Я бросился прочь и вверх по мелкому руслу Саткулы добрался до тропки, ведущей через лес Бедных Душ на юг. Я прошел весь лес в полночь, не испытывая страха перед Бедными Душами, моими предшественниками, за которыми я собирался последовать. Меня не напугала встреча с безъязыкими детьми, приветствовавшими меня как нового члена их братства. Я увидел немую речь их рук, а закрыв глаза, услышал: Вольф-Волк вырвал у нас языки, и устлал ими свое ложе.
Не испугался я и отрубленной головы с пустыми глазницами, назвавшей меня своим сыном. Голова пропела:
Вольф-Волк унес мои глаза в свое логово, чтобы они видели только его, только его одного, чтобы для них Волк и был всем миром. Я нашел свою Анну, она лежала в зарослях мха на болоте и рожала раба. Она не кричала при родах, ее рот был набит миртом, а груди черны и тело послушно волчьей воле. Я помог ей произвести на свет мертвую жизнь и поцеловал ее в губы.

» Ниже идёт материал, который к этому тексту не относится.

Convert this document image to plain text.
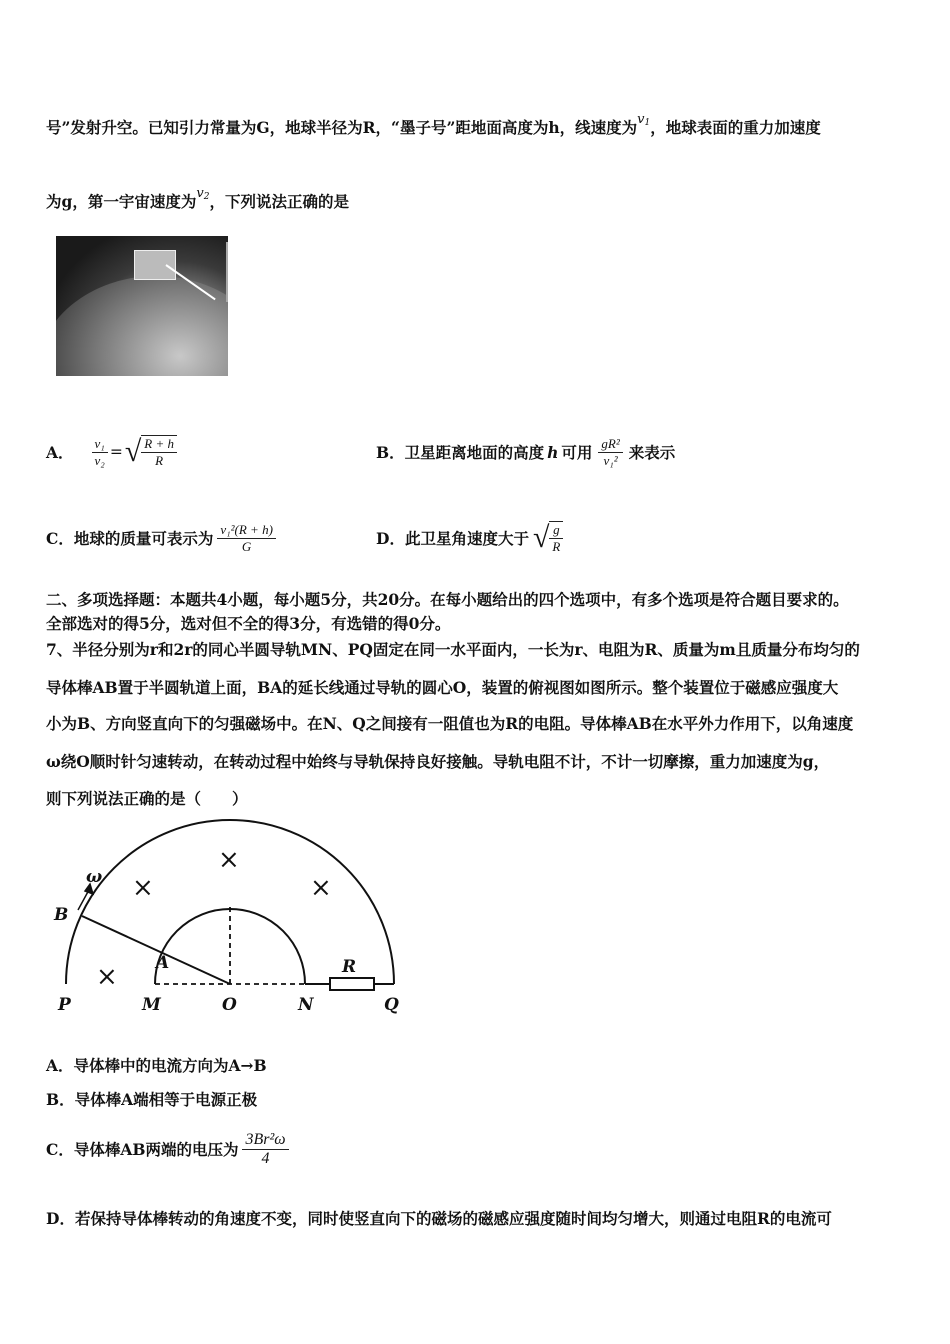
号”发射升空。已知引力常量为G，地球半径为R，“墨子号”距地面高度为h，线速度为$^{v1}$，地球表面的重力加速度
为g，第一宇宙速度为$^{v2}$，下列说法正确的是
A． $\frac{\text{v₁}}{\text{v₂}}$ = √ $\frac{R + h}{R}$	B．卫星距离地面的高度 h 可用 $\frac{\text{gR²}}{\text{v₁²}}$ 来表示
C．地球的质量可表示为 $\frac{\text{v₁²(R + h)}}{G}$	D．此卫星角速度大于 √ $\frac{g}{R}$
二、多项选择题：本题共4小题，每小题5分，共20分。在每小题给出的四个选项中，有多个选项是符合题目要求的。
全部选对的得5分，选对但不全的得3分，有选错的得0分。
7、半径分别为r和2r的同心半圆导轨MN、PQ固定在同一水平面内，一长为r、电阻为R、质量为m且质量分布均匀的
导体棒AB置于半圆轨道上面，BA的延长线通过导轨的圆心O，装置的俯视图如图所示。整个装置位于磁感应强度大
小为B、方向竖直向下的匀强磁场中。在N、Q之间接有一阻值也为R的电阻。导体棒AB在水平外力作用下，以角速度
ω绕O顺时针匀速转动，在转动过程中始终与导轨保持良好接触。导轨电阻不计，不计一切摩擦，重力加速度为g，
则下列说法正确的是（　　）
×
×
×
×
P	M	O	N	Q
A
B
R
ω
A．导体棒中的电流方向为A→B
B．导体棒A端相等于电源正极
C．导体棒AB两端的电压为 $\frac{\text{3Br²ω}}{4}$
D．若保持导体棒转动的角速度不变，同时使竖直向下的磁场的磁感应强度随时间均匀增大，则通过电阻R的电流可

На поляне Больших Камней под открытым небом, усеянным звездами, сидел Райсенберг, отбрасывая красную тень. Он был в праздничном наряде, и нож, торчавший в его груди, был мой нож. Он выхватил его из груди - одну рукоятку без клинка - и кивнул мне, мол, присаживайся, писарь.

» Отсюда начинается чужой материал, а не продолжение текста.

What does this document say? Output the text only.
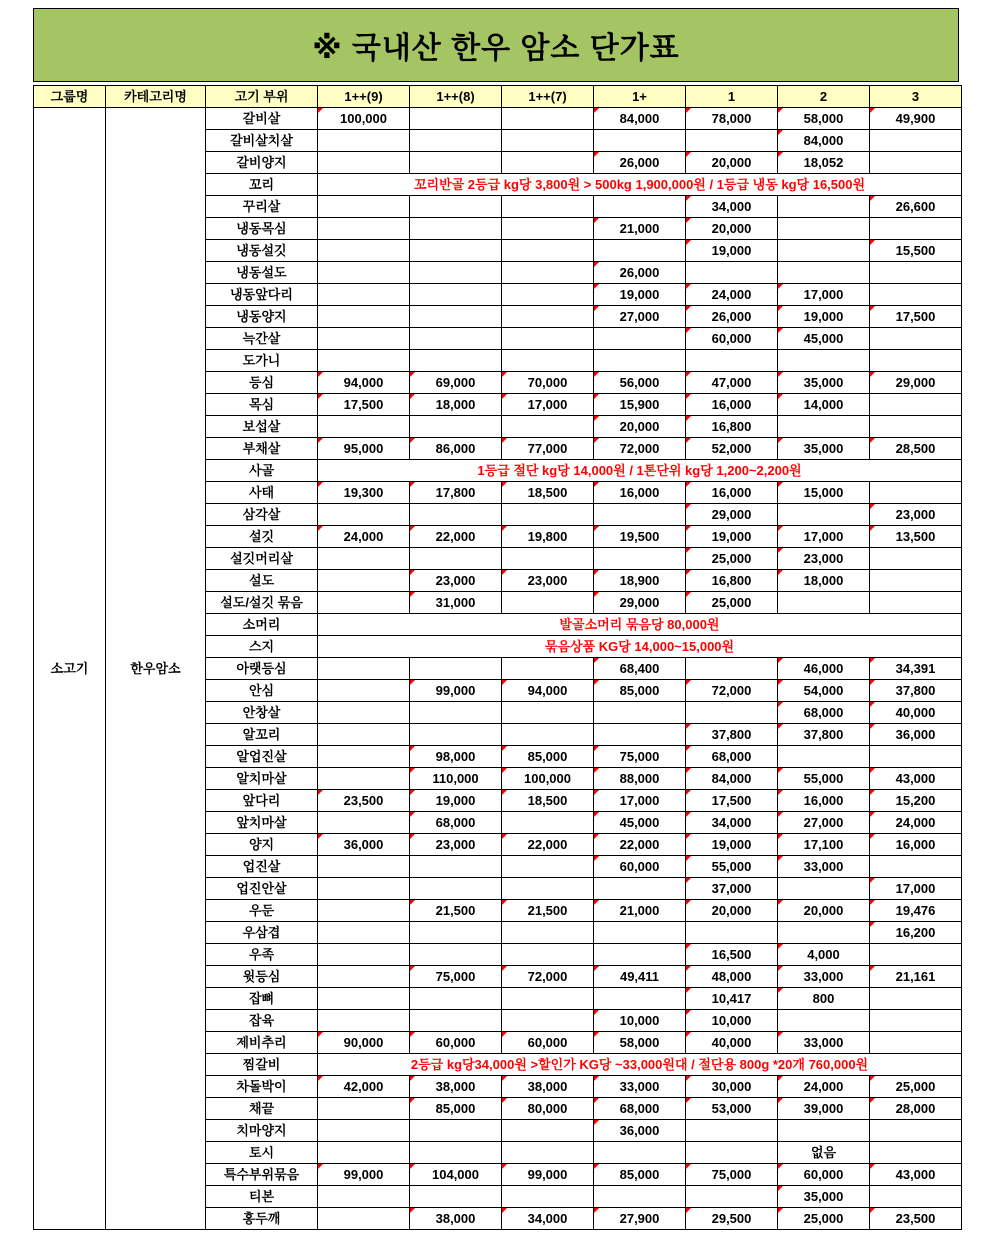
※ 국내산 한우 암소 단가표
그룹명	카테고리명	고기 부위	1++(9)	1++(8)	1++(7)	1+	1	2	3
소고기	한우암소	갈비살	100,000			84,000	78,000	58,000	49,900
		갈비살치살						84,000	
		갈비양지				26,000	20,000	18,052	
		꼬리	꼬리반골 2등급 kg당 3,800원 > 500kg 1,900,000원 / 1등급 냉동 kg당 16,500원						
		꾸리살					34,000		26,600
		냉동목심				21,000	20,000		
		냉동설깃					19,000		15,500
		냉동설도				26,000			
		냉동앞다리				19,000	24,000	17,000	
		냉동양지				27,000	26,000	19,000	17,500
		늑간살					60,000	45,000	
		도가니							
		등심	94,000	69,000	70,000	56,000	47,000	35,000	29,000
		목심	17,500	18,000	17,000	15,900	16,000	14,000	
		보섭살				20,000	16,800		
		부채살	95,000	86,000	77,000	72,000	52,000	35,000	28,500
		사골	1등급 절단 kg당 14,000원 / 1톤단위 kg당 1,200~2,200원						
		사태	19,300	17,800	18,500	16,000	16,000	15,000	
		삼각살					29,000		23,000
		설깃	24,000	22,000	19,800	19,500	19,000	17,000	13,500
		설깃머리살					25,000	23,000	
		설도		23,000	23,000	18,900	16,800	18,000	
		설도/설깃 묶음		31,000		29,000	25,000		
		소머리	발골소머리 묶음당 80,000원						
		스지	묶음상품 KG당 14,000~15,000원						
		아랫등심				68,400		46,000	34,391
		안심		99,000	94,000	85,000	72,000	54,000	37,800
		안창살						68,000	40,000
		알꼬리					37,800	37,800	36,000
		알업진살		98,000	85,000	75,000	68,000		
		알치마살		110,000	100,000	88,000	84,000	55,000	43,000
		앞다리	23,500	19,000	18,500	17,000	17,500	16,000	15,200
		앞치마살		68,000		45,000	34,000	27,000	24,000
		양지	36,000	23,000	22,000	22,000	19,000	17,100	16,000
		업진살				60,000	55,000	33,000	
		업진안살					37,000		17,000
		우둔		21,500	21,500	21,000	20,000	20,000	19,476
		우삼겹							16,200
		우족					16,500	4,000	
		윗등심		75,000	72,000	49,411	48,000	33,000	21,161
		잡뼈					10,417	800	
		잡육				10,000	10,000		
		제비추리	90,000	60,000	60,000	58,000	40,000	33,000	
		찜갈비	2등급 kg당34,000원 >할인가 KG당 ~33,000원대 / 절단용 800g *20개 760,000원						
		차돌박이	42,000	38,000	38,000	33,000	30,000	24,000	25,000
		채끝		85,000	80,000	68,000	53,000	39,000	28,000
		치마양지				36,000			
		토시						없음	
		특수부위묶음	99,000	104,000	99,000	85,000	75,000	60,000	43,000
		티본						35,000	
		홍두깨		38,000	34,000	27,900	29,500	25,000	23,500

И я опустился рядом - я, городской писарь из Бауцена, тайно присягнувший знамени с чашей, взявшийся подмочить порох в пороховой башне и открыть городские ворота войску братьев гуситов, а Райсенберг сказал: "Твой ключ никаких ворот не откроет - посмотри, у него нет бородки". Он вновь укрепил на груди мой нож без клинка и засмеялся; Большие Камни вокруг затряслись и сложились в светящиеся книги, затмившие звезды. Одна книга раскрылась и запела песню "Друг мой соловей" - Райсенберг сочинил ее перед тем, как я его заколол. Песня была так хороша, что я уже хотел было подтянуть, как вдруг рядом со мной безглазая голова одного из моих предков запела другую песню. "Вынь свой нож из моей груди, - сказал Райсенберг, - и тебе откроются все книги, и ты станешь певцом и поэтом, более великим, чем я сам. А его песни больше не услышишь".
Светящиеся книги сомкнулись в хоровод и стали в пляске теснить меня со всех сторон, но безглазого не слепил их свет, и он вывел меня из крута. Оглянувшись, я увидел лишь разбросанные по поляне серые камни, служившие жертвенниками в те времена, когда добрый Белый Бог еще был нашим богом.

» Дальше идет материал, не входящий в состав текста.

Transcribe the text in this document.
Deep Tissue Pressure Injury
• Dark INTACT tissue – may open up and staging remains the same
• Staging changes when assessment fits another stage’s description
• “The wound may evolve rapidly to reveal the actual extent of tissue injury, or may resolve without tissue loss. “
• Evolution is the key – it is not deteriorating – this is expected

Я добрался до южной опушки леса, роса переливалась на солнце, в траве лежала Анна, грудь ее была белой, а девственное лоно покрыто нежным темным пушком. Нагой, как и она, я опустился рядом с ней на траву, на шее у нее было ожерелье из крашеных вишневых косточек, подаренное мной на пасху. Тело ее выгнулось подо мной и перекинуло светлый мостик от леса Бедных Душ к этой ночи, последней в моей жизни, когда прошлое проходит перед глазами. Острыми краями наручников я выцарапал на толстых дверных брусьях своей темницы три фразы:
"Всякое слово немо, если слышит только себя.
Всякий рай - ад, если не объемлет и землю.
Всякая вера пуста, если не ищет правды".
Прошлое ожило, стало настоящим и не хотело уходить в небытие, и завтра, когда палач сделает свое дело, прошлое не прервется на мне и не умрет, а будет жить и черпать силы в том осеннем и в том весеннем дне. Даже когда меня четвертуют и тело бросят на съеденье волкам, а голову приколотят гвоздями к тем самым воротам в городской стене, которые я собирался открыть братьям Яна Гуса, это прошлое не замкнется на замок.